Qatar-based Ooredoo Group, Kuwait-based Zain Group, and UAE's TASC Towers Holding have signed an agreement to form the largest tower company in the Middle East and North Africa (MENA) region, in a $2.2 billion cash and share deal.
The announcement comes after the trio entered into exclusive talks earlier this year.
In total, the combined company will comprise approximately 30,000 towers across the Middle East and north Africa.
As part of the agreement, Ooredoo and Zain will equally retain a substantial stake of 49.3 percent each in the newly restructured entity, through an asset and cash equalization process.
The founders of TASC will retain the remaining shareholding, through Digital Infrastructure Assets LLP, and will continue to manage the operations of the business.
In the joint announcement, the companies confirmed that the tower entity "is expected to achieve run-rate revenues close to $500 million annually."

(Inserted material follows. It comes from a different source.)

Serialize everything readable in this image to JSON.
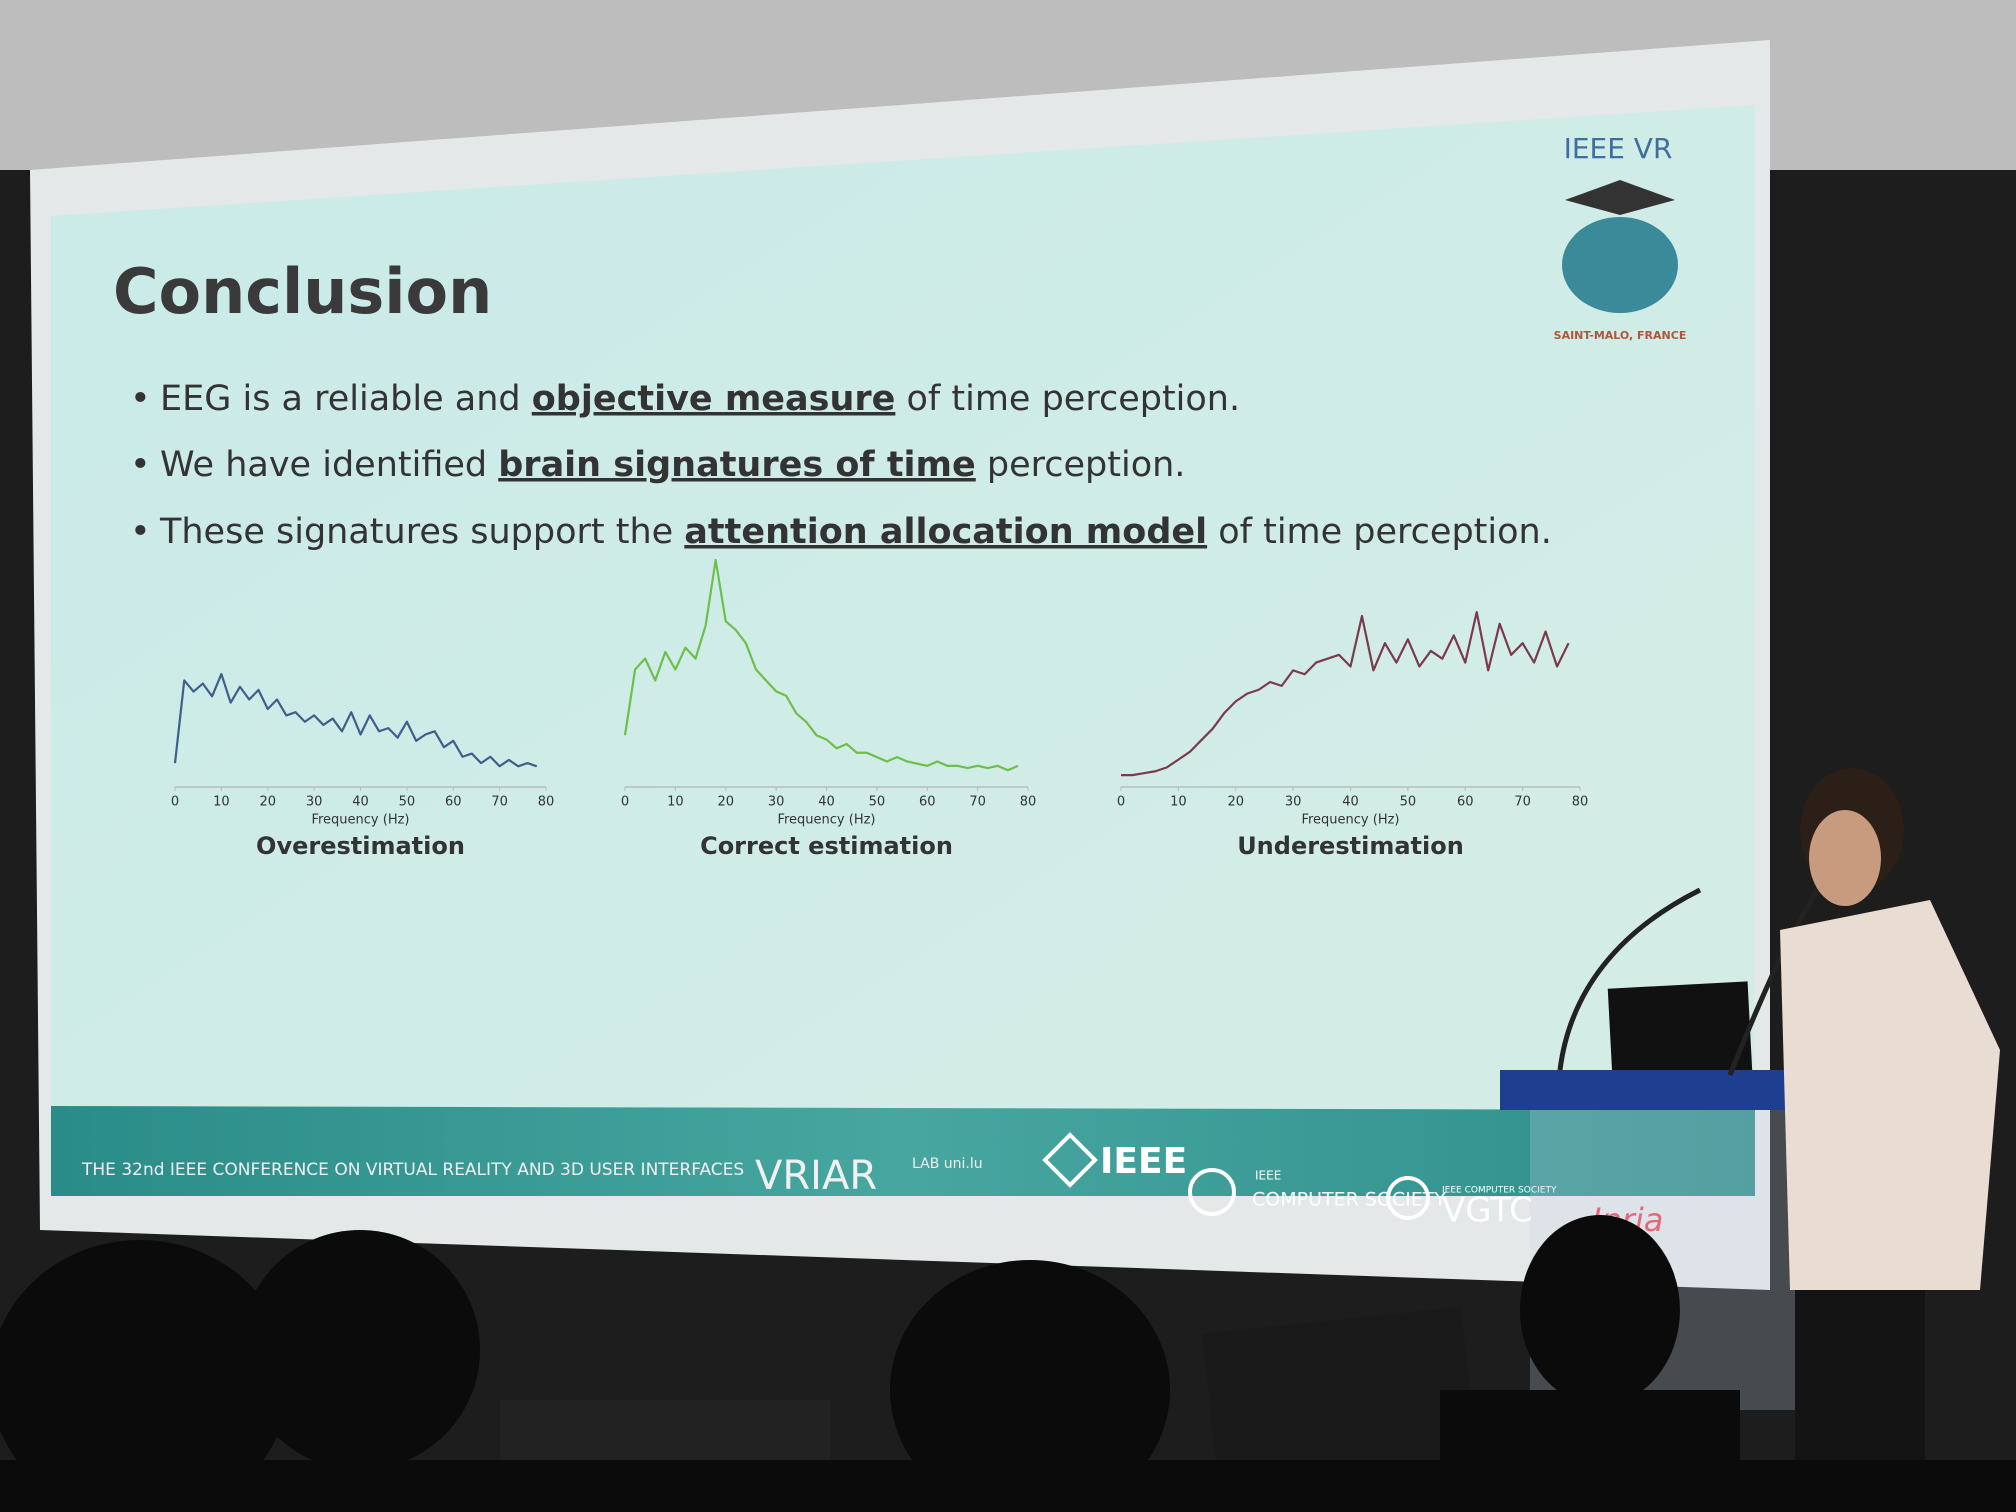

The towers will cover Qatar, Kuwait, Jordan, Iraq, Algeria, and Tunisia.
"This pioneering deal embarks us on an exciting journey together as it results in the establishment of the region’s largest independent Tower company, placing the MENA region on the world telecom tower map," said Aziz Aluthman Fakhroo, MD and group CEO, Ooredoo; Bader Al-Kharafi, Zain vice-chairman & group CEO; and Iyad Mazhar, founder & CEO of TASC.
"It also positions the region as an advanced player in the global telecoms landscape, and we anticipate wide-ranging positive implications for the region – from economic growth and upgraded connectivity to technological improvements and increased global relevance.”
The transaction is expected to complete next year, subject to regulatory approval.